North Korea: A Missile Test For Trump

July 6, 2017 By Malcolm Blair-Robinson

The North Korean missile threat is real. It is not like the political wonderland of Russian election plots or the escapism of fake news. It is about San Francisco or LA being wiped off the map on the whim of an unstable regime in a nuclear missile strike. No American President can sit back and, Pearl Harbour style, let it happen in order to obtain a morally justified reason to react. The threat is real but not immediate. Having nuclear bombs and long range missiles is one thing, or rather two things and North Korea has both. Putting one on top of the other, guiding the combination to the target and bringing the warhead back through the re-entry process to explode at ground target zero, are several more things and there is no evidence  that NK has the capability to do any of them. Yet. But soon they will. So Trump cannot hide behind some diplomatic formula. He has to do something.  But What?
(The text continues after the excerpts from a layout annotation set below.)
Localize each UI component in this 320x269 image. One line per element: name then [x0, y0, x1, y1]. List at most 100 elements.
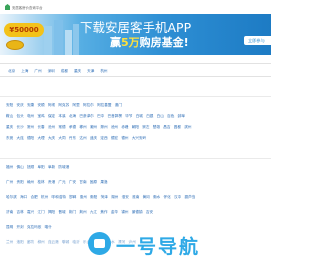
- city-link[interactable]: 广州: [6, 180, 13, 185]
- city-link[interactable]: 楚雄: [153, 125, 160, 130]
- city-link[interactable]: 白城: [136, 114, 143, 119]
- city-link[interactable]: 昌吉: [163, 125, 170, 130]
- city-link[interactable]: 赣州: [27, 180, 34, 185]
- city-link[interactable]: 杭州: [41, 195, 48, 200]
- city-link[interactable]: 重庆: [6, 125, 13, 130]
- city-link[interactable]: 济南: [6, 210, 13, 215]
- city-link[interactable]: 哈尔滨: [6, 195, 17, 200]
- city-link[interactable]: 赤峰: [121, 125, 128, 130]
- city-link[interactable]: 广元: [58, 180, 65, 185]
- city-link[interactable]: 荆门: [69, 210, 76, 215]
- city-link[interactable]: 安顺: [37, 103, 44, 108]
- city-link[interactable]: 桂林: [37, 180, 44, 185]
- city-link[interactable]: 开封: [16, 225, 23, 230]
- city-link[interactable]: 景德镇: [132, 210, 143, 215]
- city-link[interactable]: 德州: [121, 136, 128, 141]
- city-link[interactable]: 阜阳: [37, 165, 44, 170]
- city-link[interactable]: 郴州: [79, 125, 86, 130]
- city-link[interactable]: 巴音郭楞: [108, 114, 122, 119]
- hot-city-link[interactable]: 广州: [34, 69, 41, 74]
- city-link[interactable]: 贵阳: [16, 180, 23, 185]
- join-now-button[interactable]: 立即参与: [244, 36, 271, 45]
- city-link[interactable]: 佛山: [16, 165, 23, 170]
- city-link[interactable]: 果洛: [100, 180, 107, 185]
- city-link[interactable]: 迪庆: [90, 136, 97, 141]
- city-link[interactable]: 海口: [20, 195, 27, 200]
- city-link[interactable]: 昆明: [6, 225, 13, 230]
- city-link[interactable]: 阜新: [48, 165, 55, 170]
- city-link[interactable]: 长春: [37, 125, 44, 130]
- city-link[interactable]: 承德: [69, 125, 76, 130]
- city-link[interactable]: 鞍山: [6, 114, 13, 119]
- city-link[interactable]: 福州: [6, 165, 13, 170]
- city-link[interactable]: 大同: [58, 136, 65, 141]
- city-link[interactable]: 喀什: [45, 225, 52, 230]
- city-link[interactable]: 揭阳: [48, 210, 55, 215]
- city-link[interactable]: 阿拉善盟: [97, 103, 111, 108]
- hot-city-link[interactable]: 天津: [87, 69, 94, 74]
- city-link[interactable]: 朝阳: [132, 125, 139, 130]
- city-link[interactable]: 嘉兴: [27, 210, 34, 215]
- city-link[interactable]: 本溪: [58, 114, 65, 119]
- city-link[interactable]: 衡水: [153, 195, 160, 200]
- city-link[interactable]: 固原: [90, 180, 97, 185]
- city-link[interactable]: 金华: [111, 210, 118, 215]
- city-link[interactable]: 江门: [37, 210, 44, 215]
- hot-city-link[interactable]: 上海: [21, 69, 28, 74]
- city-link[interactable]: 淮南: [132, 195, 139, 200]
- city-link[interactable]: 安康: [27, 103, 34, 108]
- city-link[interactable]: 衡阳: [90, 195, 97, 200]
- city-link[interactable]: 甘南: [79, 180, 86, 185]
- city-link[interactable]: 大庆: [48, 136, 55, 141]
- app-download-banner[interactable]: ¥50000 下载安居客手机APP 赢5万购房基金! 立即参与: [0, 14, 271, 55]
- city-link[interactable]: 荆州: [79, 210, 86, 215]
- city-link[interactable]: 巴彦淖尔: [79, 114, 93, 119]
- city-link[interactable]: 阿坝: [48, 103, 55, 108]
- city-link[interactable]: 安庆: [16, 103, 23, 108]
- city-link[interactable]: 白山: [157, 114, 164, 119]
- hot-city-link[interactable]: 杭州: [100, 69, 107, 74]
- hot-city-link[interactable]: 北京: [8, 69, 15, 74]
- city-link[interactable]: 白银: [146, 114, 153, 119]
- city-link[interactable]: 滁州: [100, 125, 107, 130]
- city-link[interactable]: 呼和浩特: [52, 195, 66, 200]
- city-link[interactable]: 保定: [48, 114, 55, 119]
- city-link[interactable]: 淮安: [122, 195, 129, 200]
- city-link[interactable]: 毕节: [125, 114, 132, 119]
- city-link[interactable]: 丹东: [69, 136, 76, 141]
- city-link[interactable]: 昌都: [174, 125, 181, 130]
- city-link[interactable]: 晋城: [58, 210, 65, 215]
- city-link[interactable]: 吉林: [16, 210, 23, 215]
- city-link[interactable]: 葫芦岛: [185, 195, 196, 200]
- city-link[interactable]: 常州: [27, 125, 34, 130]
- city-link[interactable]: 安阳: [6, 103, 13, 108]
- city-link[interactable]: 沧州: [48, 125, 55, 130]
- city-link[interactable]: 大兴安岭: [132, 136, 146, 141]
- city-link[interactable]: 阿里: [73, 103, 80, 108]
- city-link[interactable]: 吉安: [146, 210, 153, 215]
- city-link[interactable]: 大理: [37, 136, 44, 141]
- city-link[interactable]: 菏泽: [101, 195, 108, 200]
- city-link[interactable]: 九江: [90, 210, 97, 215]
- city-link[interactable]: 汉中: [174, 195, 181, 200]
- city-link[interactable]: 锦州: [121, 210, 128, 215]
- city-link[interactable]: 怀化: [164, 195, 171, 200]
- city-link[interactable]: 湖州: [111, 195, 118, 200]
- city-link[interactable]: 北海: [69, 114, 76, 119]
- hot-city-link[interactable]: 深圳: [48, 69, 55, 74]
- city-link[interactable]: 蚌埠: [178, 114, 185, 119]
- city-link[interactable]: 百色: [167, 114, 174, 119]
- city-link[interactable]: 惠州: [80, 195, 87, 200]
- city-link[interactable]: 宝鸡: [37, 114, 44, 119]
- city-link[interactable]: 邯郸: [69, 195, 76, 200]
- city-link[interactable]: 防城港: [58, 165, 69, 170]
- city-link[interactable]: 崇左: [142, 125, 149, 130]
- city-link[interactable]: 广安: [69, 180, 76, 185]
- city-link[interactable]: 巴中: [97, 114, 104, 119]
- hot-city-link[interactable]: 重庆: [74, 69, 81, 74]
- city-link[interactable]: 包头: [16, 114, 23, 119]
- city-link[interactable]: 黄冈: [143, 195, 150, 200]
- city-link[interactable]: 常德: [58, 125, 65, 130]
- city-link[interactable]: 阿克苏: [58, 103, 69, 108]
- city-link[interactable]: 阿拉尔: [83, 103, 94, 108]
Let us look at the military option first. According to this blog’s research the total and complete defeat of North Korea inside a week, if America uses all its available military assets, is a certainty. However during the battle it is likely that NK artillery and rockets could inflict 300,000 civilian deaths on South Korea, before its capability is destroyed. It is also thought that NK has about a dozen operational nuclear bombs. If it could get one or two of those through, maybe on Japan as well, we are looking at millions of casualties. All to put America First. Suddenly the American victory becomes the biggest disaster in the history of warfare.

So let us think out of the box. North Korea and its leadership knows that it will lose any war. What it craves is to be recognised as a power of which note has to be taken. Sanctions are useless and although they have had a crippling effect on the country’s general development and economic progress, they have not diverted the ambition of Kim Jon Un one iota. Reverse them and it is another matter. Offer the lifting of sanctions, a meeting with Trump, a peace treaty with South Korea, economic aid and a coming in from the cold, in return for first a freeze on further development of the nuclear strike programme, followed by the dismantling of it. Then you may very well find you have a buyer, because that is all Kim Jon Un ever wanted.

It could be said that such a deal would be a blow to American pride and resolve. Many a puffed up chest will heave with anger. But if it saves hundreds of thousands, even millions of lives, it will undoubtedly be recalled as the noblest act in the history of America, giving it a status and authority in the world beyond anything it has thus far known.

And if he does not buy? Then at least America can say it tried everything before it pressed the button.